Skills received the award based on its commitment to enhanced nutrition, preventive health and clinical health improvements in the people it supports including body mass index, hemoglobin A1c (a measure of average blood sugar level over several months), medication usage/dosage and acute care visits. The program, used in many of Skills’ community-based homes throughout the region, helps the organization support people with disabilities that have health issues such as diabetes, over- or under-weight, gastroesophageal reflux disease, lactose intolerance, allergies, gluten-free needs, difficulty swallowing and more.
“We are honored to receive this recognition,” said Rebecca Aungst, president and CEO of Skills of Central PA. “As a person-centered organization, everyone at Skills is dedicated to empowering the people we support so they can accomplish the goals that are important to them. The My25 program is built on the same philosophy, which makes it a powerful tool for helping people accomplish their health, wellness and nutrition goals. The outcomes achieved by the people we support illustrate the power of a person-centered approach. Skills of Central PA is pleased to be a health and wellness advocate for people with intellectual and developmental disabilities.”

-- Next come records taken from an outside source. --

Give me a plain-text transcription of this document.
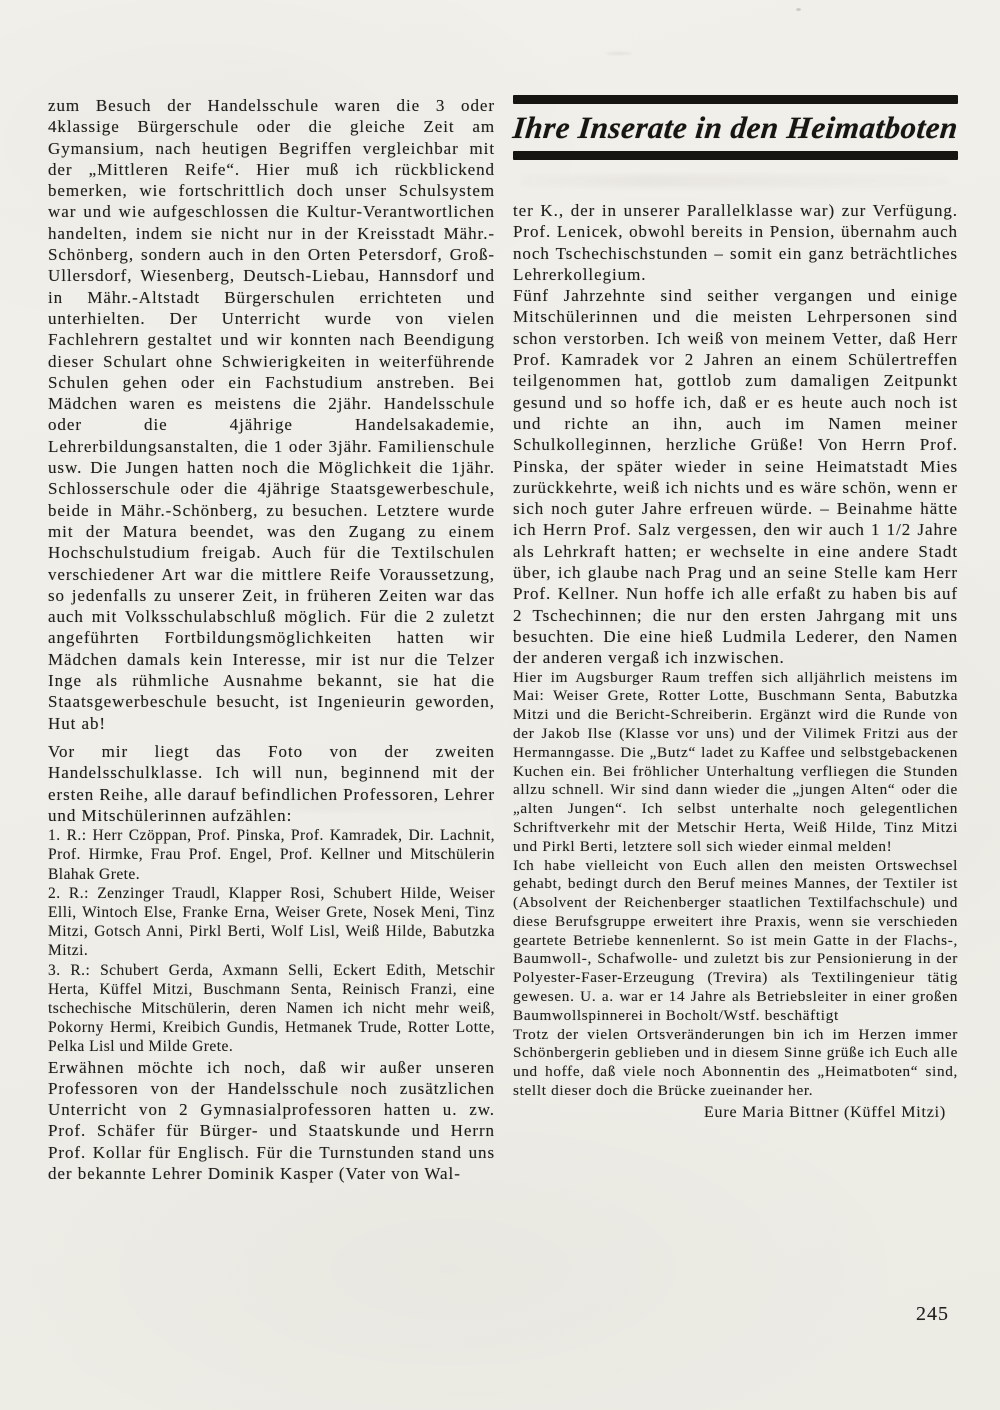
zum Besuch der Handelsschule waren die 3 oder 4klassige Bürgerschule oder die gleiche Zeit am Gymansium, nach heutigen Begriffen vergleichbar mit der „Mittleren Reife“. Hier muß ich rückblickend bemerken, wie fortschrittlich doch unser Schulsystem war und wie aufgeschlossen die Kultur-Verantwortlichen handelten, indem sie nicht nur in der Kreisstadt Mähr.-Schönberg, sondern auch in den Orten Petersdorf, Groß-Ullersdorf, Wiesenberg, Deutsch-Liebau, Hannsdorf und in Mähr.-Altstadt Bürgerschulen errichteten und unterhielten. Der Unterricht wurde von vielen Fachlehrern gestaltet und wir konnten nach Beendigung dieser Schulart ohne Schwierigkeiten in weiterführende Schulen gehen oder ein Fachstudium anstreben. Bei Mädchen waren es meistens die 2jähr. Handelsschule oder die 4jährige Handelsakademie, Lehrerbildungsanstalten, die 1 oder 3jähr. Familienschule usw. Die Jungen hatten noch die Möglichkeit die 1jähr. Schlosserschule oder die 4jährige Staatsgewerbeschule, beide in Mähr.-Schönberg, zu besuchen. Letztere wurde mit der Matura beendet, was den Zugang zu einem Hochschulstudium freigab. Auch für die Textilschulen verschiedener Art war die mittlere Reife Voraussetzung, so jedenfalls zu unserer Zeit, in früheren Zeiten war das auch mit Volksschulabschluß möglich. Für die 2 zuletzt angeführten Fortbildungsmöglichkeiten hatten wir Mädchen damals kein Interesse, mir ist nur die Telzer Inge als rühmliche Ausnahme bekannt, sie hat die Staatsgewerbeschule besucht, ist Ingenieurin geworden, Hut ab!

Vor mir liegt das Foto von der zweiten Handelsschulklasse. Ich will nun, beginnend mit der ersten Reihe, alle darauf befindlichen Professoren, Lehrer und Mitschülerinnen aufzählen:

1. R.: Herr Czöppan, Prof. Pinska, Prof. Kamradek, Dir. Lachnit, Prof. Hirmke, Frau Prof. Engel, Prof. Kellner und Mitschülerin Blahak Grete.

2. R.: Zenzinger Traudl, Klapper Rosi, Schubert Hilde, Weiser Elli, Wintoch Else, Franke Erna, Weiser Grete, Nosek Meni, Tinz Mitzi, Gotsch Anni, Pirkl Berti, Wolf Lisl, Weiß Hilde, Babutzka Mitzi.

3. R.: Schubert Gerda, Axmann Selli, Eckert Edith, Metschir Herta, Küffel Mitzi, Buschmann Senta, Reinisch Franzi, eine tschechische Mitschülerin, deren Namen ich nicht mehr weiß, Pokorny Hermi, Kreibich Gundis, Hetmanek Trude, Rotter Lotte, Pelka Lisl und Milde Grete.

Erwähnen möchte ich noch, daß wir außer unseren Professoren von der Handelsschule noch zusätzlichen Unterricht von 2 Gymnasialprofessoren hatten u. zw. Prof. Schäfer für Bürger- und Staatskunde und Herrn Prof. Kollar für Englisch. Für die Turnstunden stand uns der bekannte Lehrer Dominik Kasper (Vater von Wal-

Ihre Inserate in den Heimatboten

ter K., der in unserer Parallelklasse war) zur Verfügung. Prof. Lenicek, obwohl bereits in Pension, übernahm auch noch Tschechischstunden – somit ein ganz beträchtliches Lehrerkollegium.

Fünf Jahrzehnte sind seither vergangen und einige Mitschülerinnen und die meisten Lehrpersonen sind schon verstorben. Ich weiß von meinem Vetter, daß Herr Prof. Kamradek vor 2 Jahren an einem Schülertreffen teilgenommen hat, gottlob zum damaligen Zeitpunkt gesund und so hoffe ich, daß er es heute auch noch ist und richte an ihn, auch im Namen meiner Schulkolleginnen, herzliche Grüße! Von Herrn Prof. Pinska, der später wieder in seine Heimatstadt Mies zurückkehrte, weiß ich nichts und es wäre schön, wenn er sich noch guter Jahre erfreuen würde. – Beinahme hätte ich Herrn Prof. Salz vergessen, den wir auch 1 1/2 Jahre als Lehrkraft hatten; er wechselte in eine andere Stadt über, ich glaube nach Prag und an seine Stelle kam Herr Prof. Kellner. Nun hoffe ich alle erfaßt zu haben bis auf 2 Tschechinnen; die nur den ersten Jahrgang mit uns besuchten. Die eine hieß Ludmila Lederer, den Namen der anderen vergaß ich inzwischen.

Hier im Augsburger Raum treffen sich alljährlich meistens im Mai: Weiser Grete, Rotter Lotte, Buschmann Senta, Babutzka Mitzi und die Bericht-Schreiberin. Ergänzt wird die Runde von der Jakob Ilse (Klasse vor uns) und der Vilimek Fritzi aus der Hermanngasse. Die „Butz“ ladet zu Kaffee und selbstgebackenen Kuchen ein. Bei fröhlicher Unterhaltung verfliegen die Stunden allzu schnell. Wir sind dann wieder die „jungen Alten“ oder die „alten Jungen“. Ich selbst unterhalte noch gelegentlichen Schriftverkehr mit der Metschir Herta, Weiß Hilde, Tinz Mitzi und Pirkl Berti, letztere soll sich wieder einmal melden!

Ich habe vielleicht von Euch allen den meisten Ortswechsel gehabt, bedingt durch den Beruf meines Mannes, der Textiler ist (Absolvent der Reichenberger staatlichen Textilfachschule) und diese Berufsgruppe erweitert ihre Praxis, wenn sie verschieden geartete Betriebe kennenlernt. So ist mein Gatte in der Flachs-, Baumwoll-, Schafwolle- und zuletzt bis zur Pensionierung in der Polyester-Faser-Erzeugung (Trevira) als Textilingenieur tätig gewesen. U. a. war er 14 Jahre als Betriebsleiter in einer großen Baumwollspinnerei in Bocholt/Wstf. beschäftigt

Trotz der vielen Ortsveränderungen bin ich im Herzen immer Schönbergerin geblieben und in diesem Sinne grüße ich Euch alle und hoffe, daß viele noch Abonnentin des „Heimatboten“ sind, stellt dieser doch die Brücke zueinander her.

Eure Maria Bittner (Küffel Mitzi)

245
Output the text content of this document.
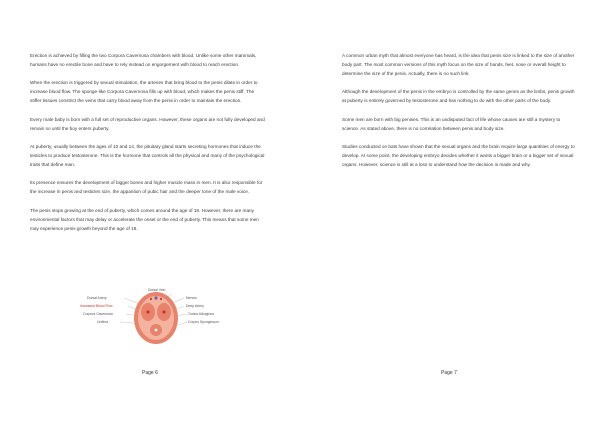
Erection is achieved by filling the two Corpora Cavernosa chambers with blood. Unlike some other mammals, humans have no erectile bone and have to rely instead on engorgement with blood to reach erection.

When the erection is triggered by sexual stimulation, the arteries that bring blood to the penis dilate in order to increase blood flow. The sponge-like Corpora Cavernosa fills up with blood, which makes the penis stiff. The stiffer tissues constrict the veins that carry blood away from the penis in order to maintain the erection.

Every male baby is born with a full set of reproductive organs. However, these organs are not fully developed and remain so until the boy enters puberty.

At puberty, usually between the ages of 10 and 14, the pituitary gland starts secreting hormones that induce the testicles to produce testosterone. This is the hormone that controls all the physical and many of the psychological traits that define man.

Its presence ensures the development of bigger bones and higher muscle mass in men. It is also responsible for the increase in penis and testicles size, the apparition of pubic hair and the deeper tone of the male voice.

The penis stops growing at the end of puberty, which comes around the age of 18. However, there are many environmental factors that may delay or accelerate the onset or the end of puberty. This means that some men may experience penis growth beyond the age of 18.

Dorsal Vein
Dorsal Artery
Increased Blood Flow
Corpora Cavernosa
Urethra
Nerves
Deep Artery
Tunica Albuginea
Corpus Spongiosum
Page 6

A common urban myth that almost everyone has heard, is the idea that penis size is linked to the size of another body part. The most common versions of this myth focus on the size of hands, feet, nose or overall height to determine the size of the penis. Actually, there is no such link.

Although the development of the penis in the embryo is controlled by the same genes as the limbs, penis growth at puberty is entirely governed by testosterone and has nothing to do with the other parts of the body.

Some men are born with big penises. This is an undisputed fact of life whose causes are still a mystery to science. As stated above, there is no correlation between penis and body size.

Studies conducted on bats have shown that the sexual organs and the brain require large quantities of energy to develop. At some point, the developing embryo decides whether it wants a bigger brain or a bigger set of sexual organs. However, science is still at a loss to understand how the decision is made and why.

Page 7
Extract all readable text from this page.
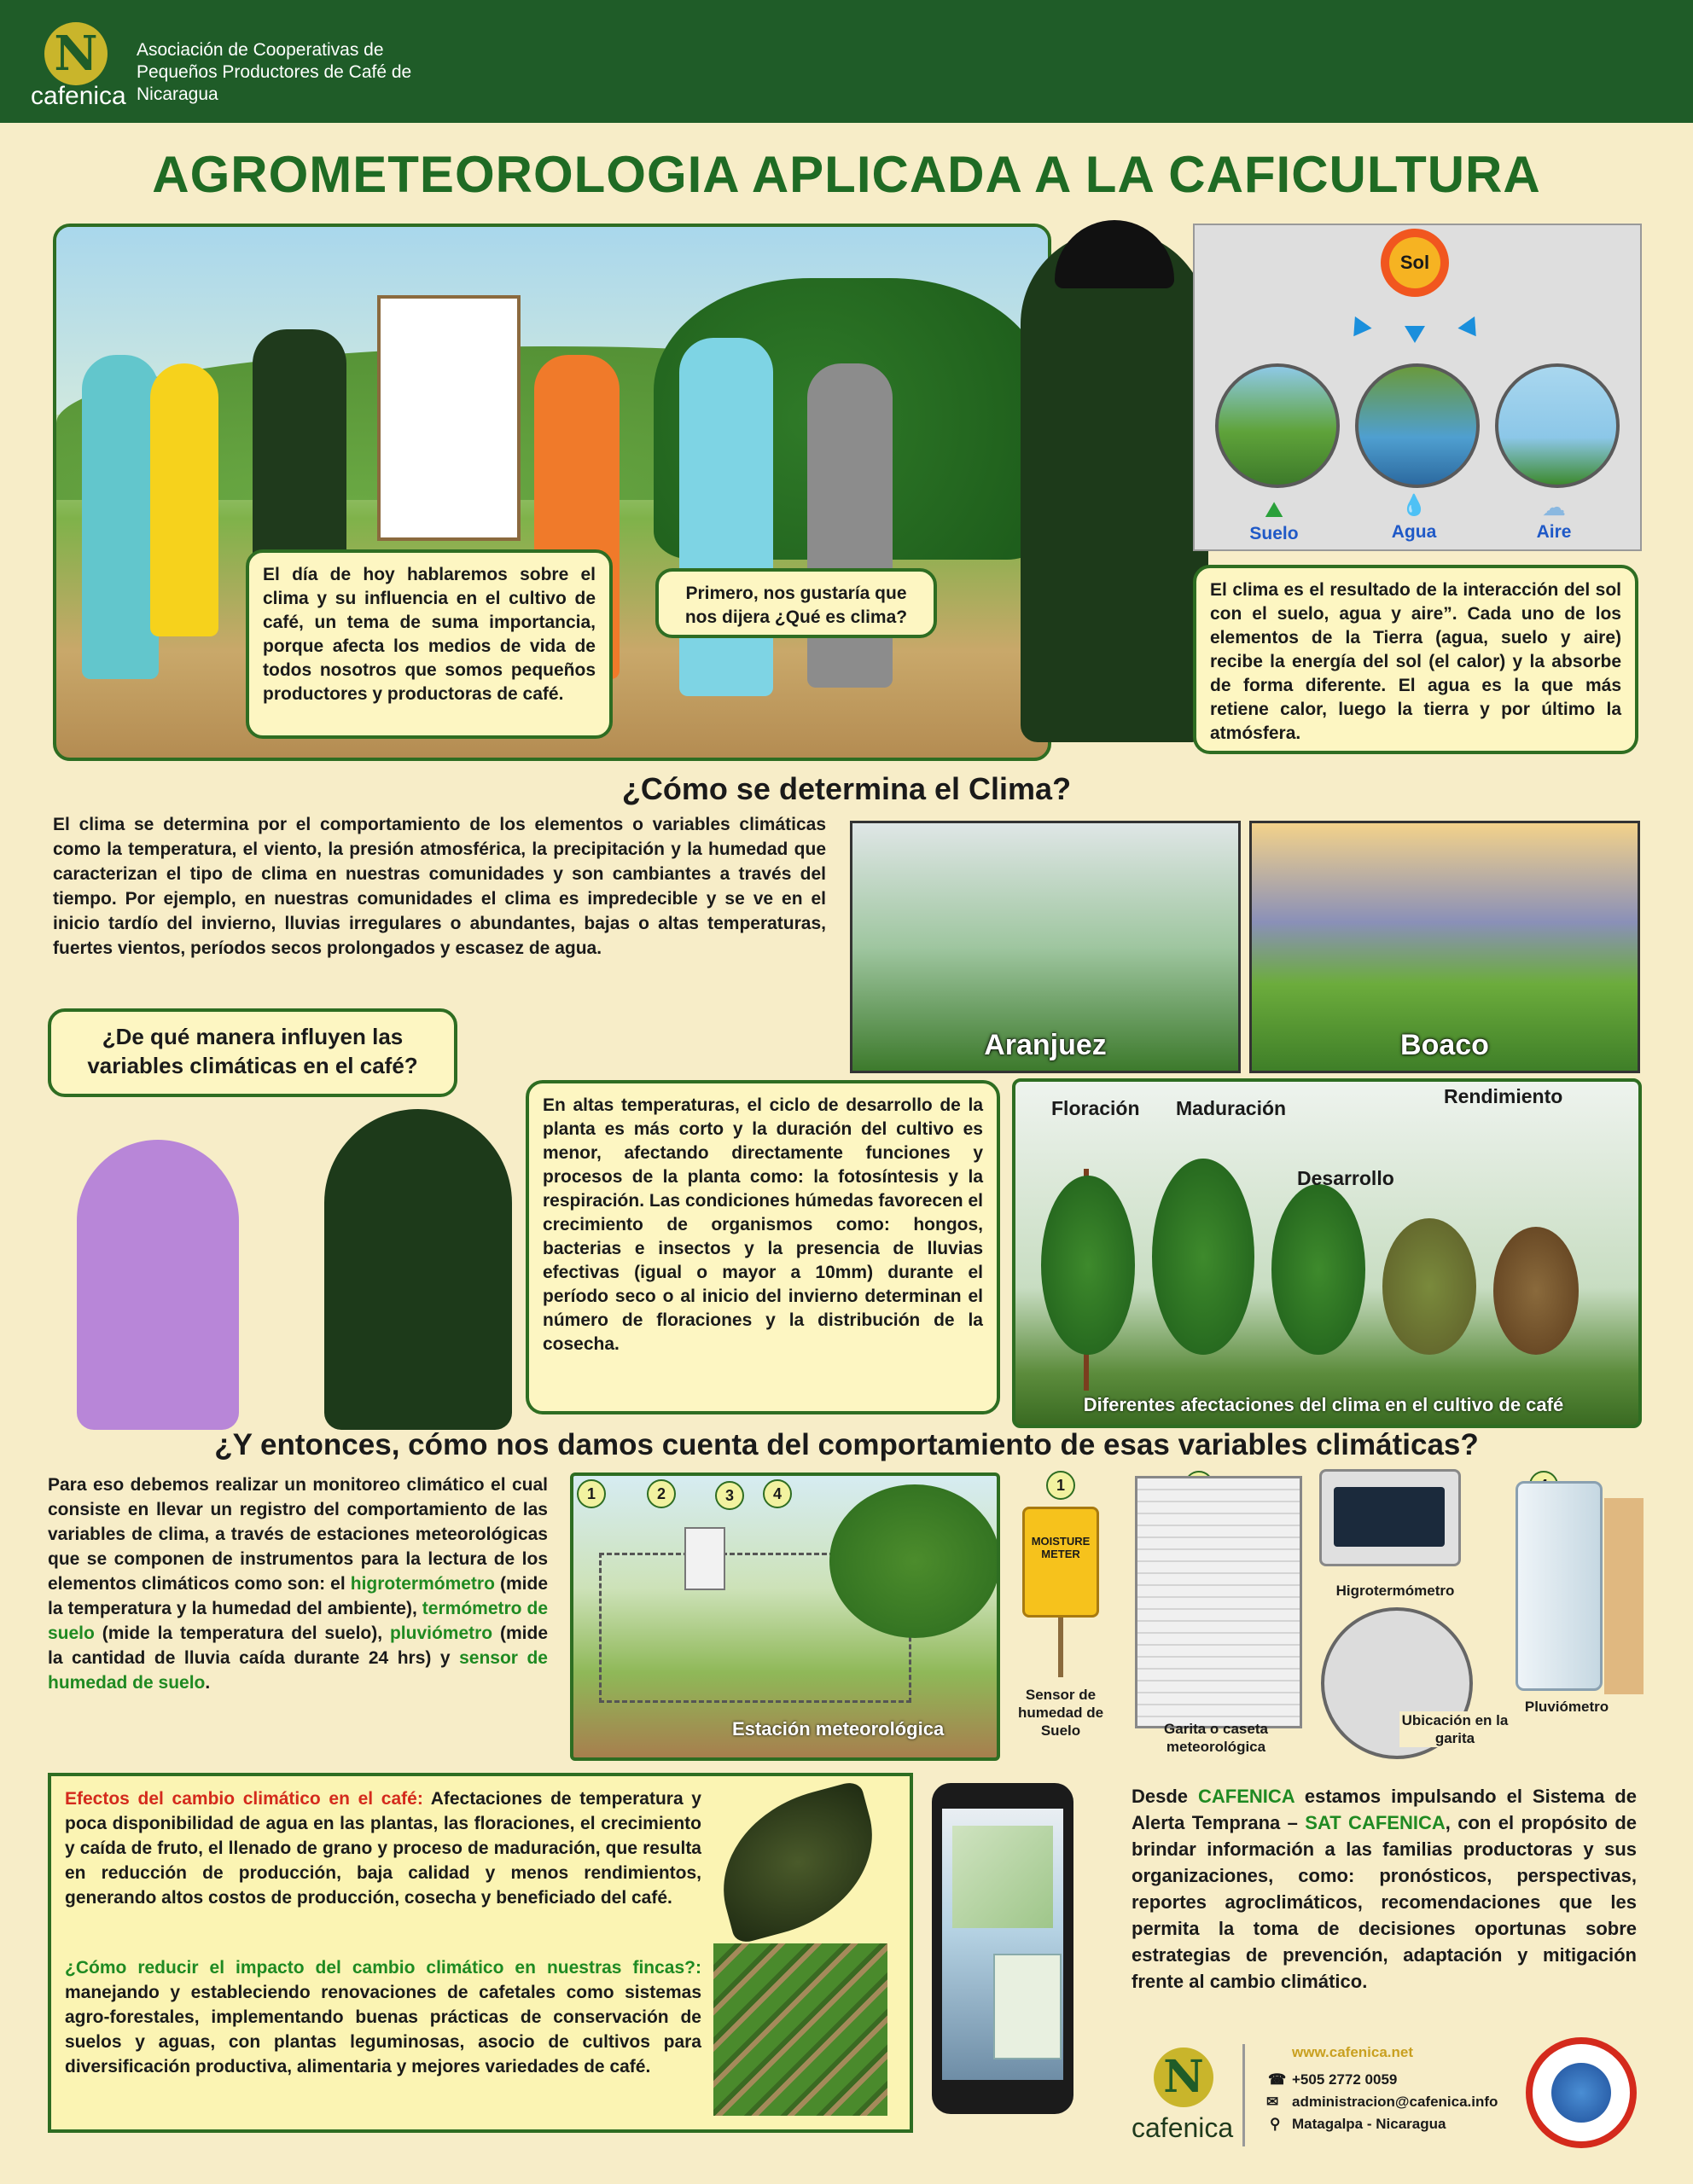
N
cafenica
Asociación de Cooperativas de Pequeños Productores de Café de Nicaragua
AGROMETEOROLOGIA APLICADA A LA CAFICULTURA
El día de hoy hablaremos sobre el clima y su influencia en el cultivo de café, un tema de suma importancia, porque afecta los medios de vida de todos nosotros que somos pequeños productores y productoras de café.
Primero, nos gustaría que nos dijera ¿Qué es clima?
Sol
⛰	💧	☁
Suelo	Agua	Aire
El clima es el resultado de la interacción del sol con el suelo, agua y aire”. Cada uno de los elementos de la Tierra (agua, suelo y aire) recibe la energía del sol (el calor) y la absorbe de forma diferente. El agua es la que más retiene calor, luego la tierra y por último la atmósfera.
¿Cómo se determina el Clima?
El clima se determina por el comportamiento de los elementos o variables climáticas como la temperatura, el viento, la presión atmosférica, la precipitación y la humedad que caracterizan el tipo de clima en nuestras comunidades y son cambiantes a través del tiempo. Por ejemplo, en nuestras comunidades el clima es impredecible y se ve en el inicio tardío del invierno, lluvias irregulares o abundantes, bajas o altas temperaturas, fuertes vientos, períodos secos prolongados y escasez de agua.
Aranjuez	Boaco
¿De qué manera influyen las variables climáticas en el café?
En altas temperaturas, el ciclo de desarrollo de la planta es más corto y la duración del cultivo es menor, afectando directamente funciones y procesos de la planta como: la fotosíntesis y la respiración. Las condiciones húmedas favorecen el crecimiento de organismos como: hongos, bacterias e insectos y la presencia de lluvias efectivas (igual o mayor a 10mm) durante el período seco o al inicio del invierno determinan el número de floraciones y la distribución de la cosecha.
Floración Maduración
Rendimiento
Desarrollo
Diferentes afectaciones del clima en el cultivo de café
¿Y entonces, cómo nos damos cuenta del comportamiento de esas variables climáticas?
Para eso debemos realizar un monitoreo climático el cual consiste en llevar un registro del comportamiento de las variables de clima, a través de estaciones meteorológicas que se componen de instrumentos para la lectura de los elementos climáticos como son: el higrotermómetro (mide la temperatura y la humedad del ambiente), termómetro de suelo (mide la temperatura del suelo), pluviómetro (mide la cantidad de lluvia caída durante 24 hrs) y sensor de humedad de suelo.
1	2	3	4
Estación meteorológica
1
MOISTURE METER
Sensor de humedad de Suelo	Garita o caseta meteorológica
Higrotermómetro
Ubicación en la garita
Pluviómetro
Efectos del cambio climático en el café: Afectaciones de temperatura y poca disponibilidad de agua en las plantas, las floraciones, el crecimiento y caída de fruto, el llenado de grano y proceso de maduración, que resulta en reducción de producción, baja calidad y menos rendimientos, generando altos costos de producción, cosecha y beneficiado del café.
¿Cómo reducir el impacto del cambio climático en nuestras fincas?: manejando y estableciendo renovaciones de cafetales como sistemas agro-forestales, implementando buenas prácticas de conservación de suelos y aguas, con plantas leguminosas, asocio de cultivos para diversificación productiva, alimentaria y mejores variedades de café.
Desde CAFENICA estamos impulsando el Sistema de Alerta Temprana – SAT CAFENICA, con el propósito de brindar información a las familias productoras y sus organizaciones, como: pronósticos, perspectivas, reportes agroclimáticos, recomendaciones que les permita la toma de decisiones oportunas sobre estrategias de prevención, adaptación y mitigación frente al cambio climático.
N
cafenica
www.cafenica.net
☎ +505 2772 0059
✉ administracion@cafenica.info
⚲ Matagalpa - Nicaragua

Sylvia Landy Vail, chief operating officer of Mainstay, Inc. agrees.
“Mainstay’s My25 team is incredibly pleased to recognize Skills of Central PA for its dedication to the health and wellness of the people they support,” she said. “By incorporating the My25 program and its person-centered focus on nutrition into its community-based homes, Skills is among the nation’s most proactive human services providers. Changing longstanding habits and routines is hard work when it comes to eating the right foods in the right amounts, and it requires unique commitment and follow through on the part of the organization as a whole, a cultural shift that can only be spurred by strong leadership. As an organization uniquely accomplishing substantial clinical and social health outcomes among people with intellectual and developmental disabilities — something the mainstream struggles with mightily — Skills of Central PA deserves this recognition for its innovation and materially benefitting constituents, the broader community and society as a whole.”